Their trailblazing tradition is a result of their continuous investment and acceptance of technology. The firm spends $2.5 billion annually on research and development through Fidelity Center for Applied Technology (F-CAT) and Fidelity Labs. At these centers, failure is allowed. It is here where their employees can take risk away from their fund management business which lacks the “high fun” factor.
With a “fail fast and fail early” mantra, Fidelity Labs can save money and concentrate their efforts elsewhere. Whenever there is a successful project, the firm run test internally before rolling out to customers globally. It is from this innovation that has seen Fidelity Labs create machine learning apps as Cora and Pebble watch.
Blockchain Incubation and Research
Now, Fidelity Labs is setting their eyes on Blockchain and “listening the market place”. Though Katie Chase, the head of Blockchain incubation at Fidelity believes the technology is still nascent and at the proof of concept stage, CEO Abby Johnson is not new to cryptocurrencies.
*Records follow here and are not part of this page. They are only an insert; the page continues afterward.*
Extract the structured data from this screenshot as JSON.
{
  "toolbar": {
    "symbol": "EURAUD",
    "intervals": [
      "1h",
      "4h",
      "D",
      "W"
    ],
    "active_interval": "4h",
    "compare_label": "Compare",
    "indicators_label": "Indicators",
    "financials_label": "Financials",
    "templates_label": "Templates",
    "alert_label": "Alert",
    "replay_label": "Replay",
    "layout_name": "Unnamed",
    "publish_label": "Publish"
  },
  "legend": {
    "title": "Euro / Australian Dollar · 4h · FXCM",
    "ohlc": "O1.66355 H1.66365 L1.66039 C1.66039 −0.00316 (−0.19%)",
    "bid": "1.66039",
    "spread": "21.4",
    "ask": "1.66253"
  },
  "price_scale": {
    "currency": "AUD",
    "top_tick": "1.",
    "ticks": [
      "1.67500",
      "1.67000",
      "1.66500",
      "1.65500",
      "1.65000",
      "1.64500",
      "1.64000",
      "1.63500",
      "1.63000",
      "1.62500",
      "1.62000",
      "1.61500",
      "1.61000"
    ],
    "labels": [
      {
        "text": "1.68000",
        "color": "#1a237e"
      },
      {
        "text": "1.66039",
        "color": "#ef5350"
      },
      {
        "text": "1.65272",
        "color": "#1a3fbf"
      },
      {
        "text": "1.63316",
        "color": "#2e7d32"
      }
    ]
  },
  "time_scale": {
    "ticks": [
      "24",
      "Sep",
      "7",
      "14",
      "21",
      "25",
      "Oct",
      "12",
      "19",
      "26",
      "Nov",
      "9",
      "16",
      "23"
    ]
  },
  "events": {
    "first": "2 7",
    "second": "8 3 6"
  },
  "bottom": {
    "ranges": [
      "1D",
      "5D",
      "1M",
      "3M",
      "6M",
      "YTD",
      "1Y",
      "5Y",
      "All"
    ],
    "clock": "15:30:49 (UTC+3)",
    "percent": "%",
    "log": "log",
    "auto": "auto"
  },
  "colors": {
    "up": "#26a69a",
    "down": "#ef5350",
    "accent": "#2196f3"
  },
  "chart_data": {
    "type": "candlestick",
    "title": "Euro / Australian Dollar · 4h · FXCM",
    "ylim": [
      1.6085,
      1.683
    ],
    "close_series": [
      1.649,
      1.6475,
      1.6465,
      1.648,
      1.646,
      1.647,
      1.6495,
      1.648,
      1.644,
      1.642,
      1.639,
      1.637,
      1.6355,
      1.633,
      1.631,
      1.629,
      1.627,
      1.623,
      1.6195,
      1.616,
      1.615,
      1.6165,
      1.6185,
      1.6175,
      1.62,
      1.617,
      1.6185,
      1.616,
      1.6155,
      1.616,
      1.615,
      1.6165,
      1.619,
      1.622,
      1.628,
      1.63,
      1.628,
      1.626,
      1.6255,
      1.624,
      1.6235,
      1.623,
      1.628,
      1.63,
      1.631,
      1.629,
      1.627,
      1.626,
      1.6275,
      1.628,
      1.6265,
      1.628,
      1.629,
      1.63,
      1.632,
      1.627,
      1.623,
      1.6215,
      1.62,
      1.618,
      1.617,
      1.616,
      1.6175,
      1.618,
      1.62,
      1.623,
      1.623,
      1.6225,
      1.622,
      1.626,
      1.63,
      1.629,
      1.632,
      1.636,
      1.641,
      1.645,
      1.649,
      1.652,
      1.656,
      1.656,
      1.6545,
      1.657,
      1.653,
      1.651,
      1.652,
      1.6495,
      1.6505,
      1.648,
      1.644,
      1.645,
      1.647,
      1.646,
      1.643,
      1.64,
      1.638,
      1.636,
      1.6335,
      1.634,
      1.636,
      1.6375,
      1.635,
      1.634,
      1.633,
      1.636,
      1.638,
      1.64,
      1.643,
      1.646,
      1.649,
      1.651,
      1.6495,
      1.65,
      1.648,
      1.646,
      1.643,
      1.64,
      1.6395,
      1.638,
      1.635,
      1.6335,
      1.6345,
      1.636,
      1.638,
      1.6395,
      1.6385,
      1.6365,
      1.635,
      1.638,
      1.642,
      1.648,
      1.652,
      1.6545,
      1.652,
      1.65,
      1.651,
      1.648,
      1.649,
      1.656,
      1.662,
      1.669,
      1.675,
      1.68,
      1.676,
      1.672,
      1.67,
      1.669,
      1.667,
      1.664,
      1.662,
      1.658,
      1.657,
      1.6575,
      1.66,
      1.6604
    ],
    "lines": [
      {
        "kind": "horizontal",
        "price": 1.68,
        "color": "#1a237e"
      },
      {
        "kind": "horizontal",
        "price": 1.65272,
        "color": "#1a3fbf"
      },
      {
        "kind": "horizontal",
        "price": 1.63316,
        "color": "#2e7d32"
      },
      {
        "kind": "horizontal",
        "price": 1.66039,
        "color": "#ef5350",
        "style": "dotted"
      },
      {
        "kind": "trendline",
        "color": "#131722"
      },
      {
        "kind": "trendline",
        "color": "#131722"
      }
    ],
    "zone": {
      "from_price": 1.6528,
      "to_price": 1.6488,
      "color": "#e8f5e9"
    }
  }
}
Back when Bitcoin retailed at $180, he and his colleague “got curious” and started mining. Currently, Fidelity Labs is exploring user cases for public and private blockchain application.
Katie Said:
“It’s (blockchain) still very nascent. If you dig under the covers is still in the proof of concept stage. We tried to apply blockchain to some use cases where we learned a lot but the technology isn’t mature enough to solve these problems.”
With Bitcoin prices surging and blockchain becoming more mainstream, there is a change. Fidelity employees now have an active blockchain club with more than 2,600 members called “bits and blocks”. That is aside from their arrangement with CoinBase where Fidelity customers can at anytime check their crypto balances.
The thawing nature of Wall Street firms is definitely a boost for cryptocurrencies and news of Fidelity is a stamp of approval. JP Morgan, Morgan Stanley and other big banks are experimenting on blockchain technology in one way of another. Just recently, Google reversed their ban on cryptocurrency advertising.